Dopo aver visto la D’Addario ad AnnoZero sputtanare il premier in tutta libertà, faccio fatica a pensare che siamo al regime; non ho mai visto un dittatore sputtanato dalla televisione di Stato del suo Paese. Il grande, il grandissimo Michele Santoro (il più grande di tutti, come certifica la dura legge degli indici d’ascolto) non ha dovuto difendere gli studi della sua trasmissione, col machete campesino in pugno, dagli assalti squadristici di Scajola e Cicchitto: dopo la solita manfrina di pareri legali e diffide, AnnoZero è andato tranquillamente in onda nel tripudio guardone di oltre sette milioni di italiani (me compreso) ansiosi di sbirciare sotto le lenzuola del Cavaliere.
Condivido in pieno quanto scritto da Antonio Polito, direttore del Riformista: il conflitto d’interessi di Berlusconi pesa eccome, il premier tenta di condizionare anche la Rai (come chiunque vinca le elezioni), ma la libertà d’informazione in Italia ha conosciuto tempi assai più cupi. Quando esisteva un unico canale televisivo pubblico (e nessuno privato) controllato totalmente dalla Dc che censurava qualunque notizia sgradita, che licenziava in tronco Dario Fo e Franca Rame da Canzonissima perchè si erano permessi di ironizzare sul governo (e nessun magistrato di sognava di sentenziare la loro riassunzione). Allora anche tutti i quotidiani erano filogovernativi e l’opposizione comunista trovava spazio solo sull’Unità.
Ma erano enclave chiuse, riserve di caccia esclusive, anche i tre successivi canali Rai rigidamente lottizzati tra Dc, Psi e Pci. I radicali di Pannella, tanto per dire, non avevano spazio alcuno. E ciò non ostante il referendum sul divorzio vinse con un clamoroso e del tutto inaspettato 60%, a conferma che il controllo dell’informazione conta ma non è tutto.

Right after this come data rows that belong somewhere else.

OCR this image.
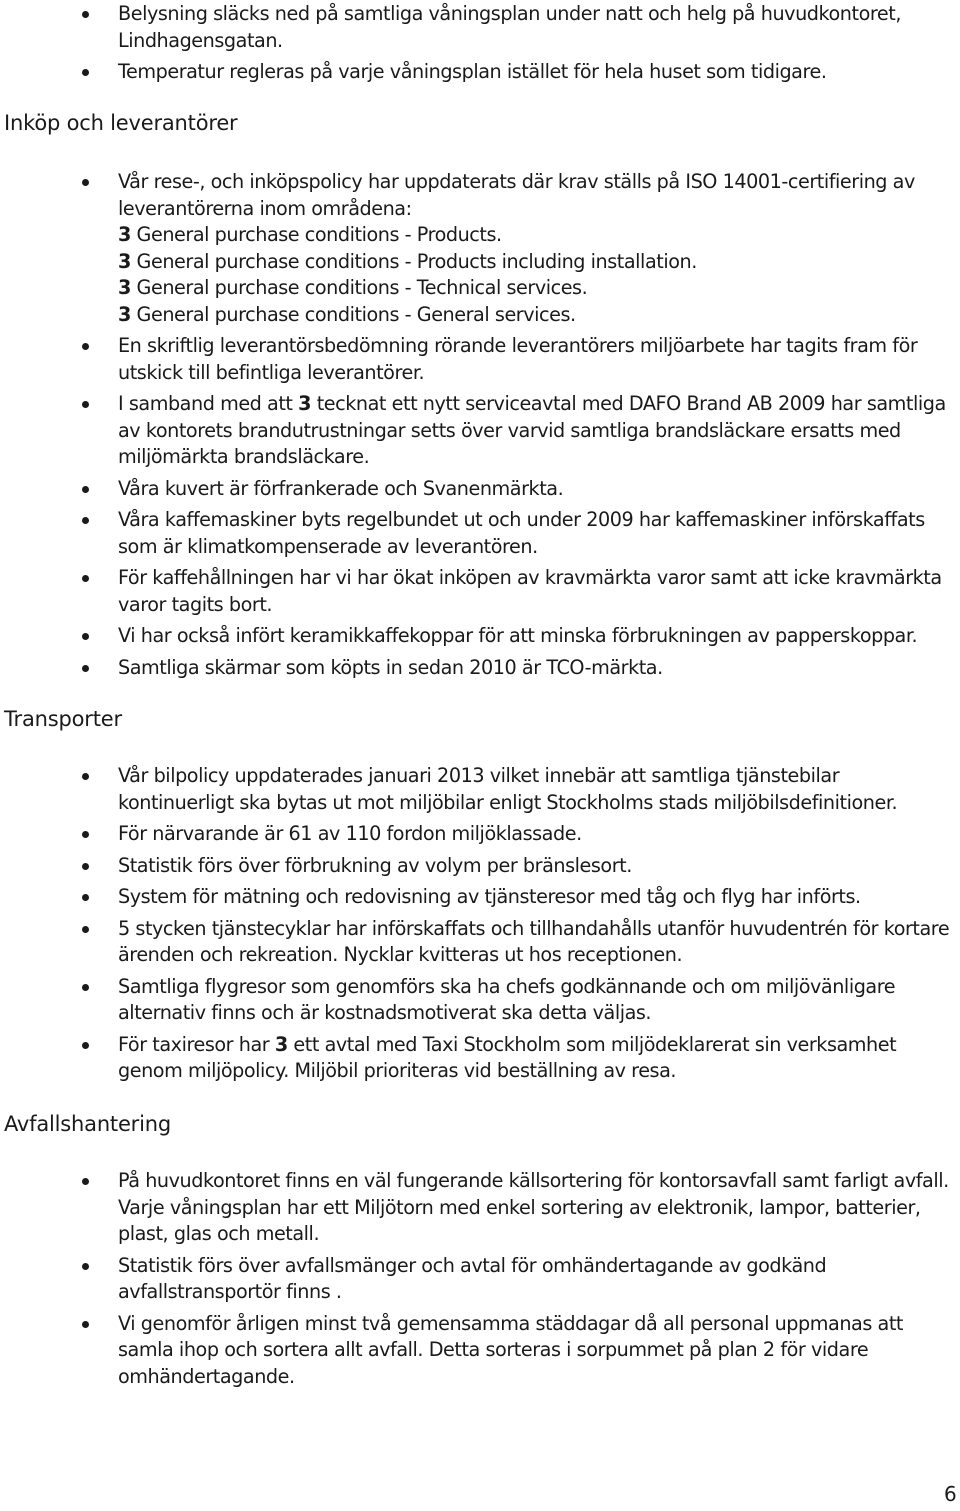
Belysning släcks ned på samtliga våningsplan under natt och helg på huvudkontoret, Lindhagensgatan.
Temperatur regleras på varje våningsplan istället för hela huset som tidigare.
Inköp och leverantörer
Vår rese-, och inköpspolicy har uppdaterats där krav ställs på ISO 14001-certifiering av leverantörerna inom områdena:
3 General purchase conditions - Products.
3 General purchase conditions - Products including installation.
3 General purchase conditions - Technical services.
3 General purchase conditions - General services.
En skriftlig leverantörsbedömning rörande leverantörers miljöarbete har tagits fram för utskick till befintliga leverantörer.
I samband med att 3 tecknat ett nytt serviceavtal med DAFO Brand AB 2009 har samtliga av kontorets brandutrustningar setts över varvid samtliga brandsläckare ersatts med miljömärkta brandsläckare.
Våra kuvert är förfrankerade och Svanenmärkta.
Våra kaffemaskiner byts regelbundet ut och under 2009 har kaffemaskiner införskaffats som är klimatkompenserade av leverantören.
För kaffehållningen har vi har ökat inköpen av kravmärkta varor samt att icke kravmärkta varor tagits bort.
Vi har också infört keramikkaffekoppar för att minska förbrukningen av papperskoppar.
Samtliga skärmar som köpts in sedan 2010 är TCO-märkta.
Transporter
Vår bilpolicy uppdaterades januari 2013 vilket innebär att samtliga tjänstebilar kontinuerligt ska bytas ut mot miljöbilar enligt Stockholms stads miljöbilsdefinitioner.
För närvarande är 61 av 110 fordon miljöklassade.
Statistik förs över förbrukning av volym per bränslesort.
System för mätning och redovisning av tjänsteresor med tåg och flyg har införts.
5 stycken tjänstecyklar har införskaffats och tillhandahålls utanför huvudentrén för kortare ärenden och rekreation. Nycklar kvitteras ut hos receptionen.
Samtliga flygresor som genomförs ska ha chefs godkännande och om miljövänligare alternativ finns och är kostnadsmotiverat ska detta väljas.
För taxiresor har 3 ett avtal med Taxi Stockholm som miljödeklarerat sin verksamhet genom miljöpolicy. Miljöbil prioriteras vid beställning av resa.
Avfallshantering
På huvudkontoret finns en väl fungerande källsortering för kontorsavfall samt farligt avfall. Varje våningsplan har ett Miljötorn med enkel sortering av elektronik, lampor, batterier, plast, glas och metall.
Statistik förs över avfallsmänger och avtal för omhändertagande av godkänd avfallstransportör finns .
Vi genomför årligen minst två gemensamma städdagar då all personal uppmanas att samla ihop och sortera allt avfall. Detta sorteras i sorpummet på plan 2 för vidare omhändertagande.

6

La libertà d’informazione arrivò con quelle che, non a caso, furono chiamate le radio e le televisioni “libere”. Cioè arrivò quando il privato spezzò il monopolio pubblico. E tanto maggiore sarebbe questa libertà se venisse privatizzato il carrozzone Rai ed affidato ad editori puri (razza quasi inesistente nel nostro Paese).
Oggi l’informazione è un po come…la D’Addario. Nel senso che è lo specchio fedele di una società e di una democrazia italiana che – sempre Polito – ha definito “casinara e chiacchierona quante altre mai”. Io sarei un tantino più esplicito: siamo un po’ un puttanaio. Sembra cioè essersi verificata la profezia di quei galantuomini che, in perfetta buona fede, nel 1958 erano contrari alla chiusura delle case perché ritenevano che servissero a tenere circoscritto il fenomeno. Se chiudiamo i casini – dicevano – sarà l’Italia a diventare tutto un casino…
Guardando ieri sera AnnoZero, e assistendo alla sfilata della D’Addario e delle sue amiche, ascoltando con che disinvoltura parlavano di tariffe, di prestazioni, di contropartite, non potevo non pensare che fino al 1958 stavano in casino mentre adesso vanno in onda su Rai due. Tutto si può pensare di loro: che si vendono, che sono interessate, che mentono, che recitano una parte, che hanno secondi fini. Tutto. Ma non che non siano libere. Lo stesso dicasi per l’informazione italiana, che ha anzi toccato una nuova frontiera: la libertà di sputtanare.